Lack of carcinogenicity of quercetin in F344/DuCrj rats.

Quercetin was administered at dietary levels of 0(control), 1.25 and 5.0% to groups of 50 male and 50 female rats for 104 weeks, and then all animals were maintained without quercetin supplement for a further 8 weeks. At 5.0% quercetin, both sexes showed growth retardation throughout the study. There were no treatment-ascribed effects regarding clinical signs, mortality, urinalyses or hematology. Although serum glucose in 5.0% quercetin-treated males was significantly decreased and some relative organ weights in 5.0% groups showed statistically significant increases, these latter changes seemed to be related to the growth retardation. An increased incidence of non-neoplastic hyperplastic polyps in the cecum was noted in the 5.0% males.
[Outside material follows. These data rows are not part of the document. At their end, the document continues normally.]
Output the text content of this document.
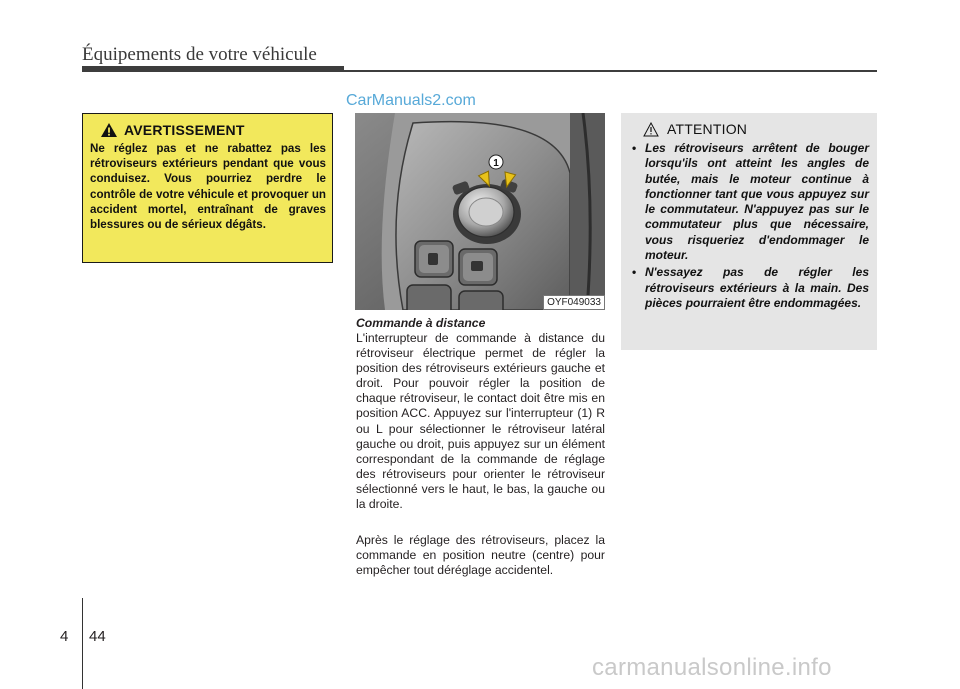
Équipements de votre véhicule
CarManuals2.com
AVERTISSEMENT
Ne réglez pas et ne rabattez pas les rétroviseurs extérieurs pendant que vous conduisez. Vous pourriez perdre le contrôle de votre véhicule et provoquer un accident mortel, entraînant de graves blessures ou de sérieux dégâts.
1
OYF049033
Commande à distance

L'interrupteur de commande à distance du rétroviseur électrique permet de régler la position des rétroviseurs extérieurs gauche et droit. Pour pouvoir régler la position de chaque rétroviseur, le contact doit être mis en position ACC. Appuyez sur l'interrupteur (1) R ou L pour sélectionner le rétroviseur latéral gauche ou droit, puis appuyez sur un élément correspondant de la commande de réglage des rétroviseurs pour orienter le rétroviseur sélectionné vers le haut, le bas, la gauche ou la droite.

Après le réglage des rétroviseurs, placez la commande en position neutre (centre) pour empêcher tout déréglage accidentel.

ATTENTION
• Les rétroviseurs arrêtent de bouger lorsqu'ils ont atteint les angles de butée, mais le moteur continue à fonctionner tant que vous appuyez sur le commutateur. N'appuyez pas sur le commutateur plus que nécessaire, vous risqueriez d'endommager le moteur.
• N'essayez pas de régler les rétroviseurs extérieurs à la main. Des pièces pourraient être endommagées.
4 44
carmanualsonline.info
The incidences of cystic changes and fibroadenomas of the mammary gland, and foci (areas) of hepatocellular alteration in the 5.0% females, and liver bile duct proliferations in the 5.0% males were significantly decreased. No proliferative lesions of the urinary bladder related to treatment with quercetin were found in any rats. The incidences of several other nonneoplastic and neoplastic lesions which demonstrated statistically significant changes appeared to be related to the growth retardation or to be within the normal range, and therefore none was considered to be significant biologically. Thus, the investigation did not demonstrate any clear carcinogenic effect of quercetin on F344 rats at dietary levels of up to 5.0%.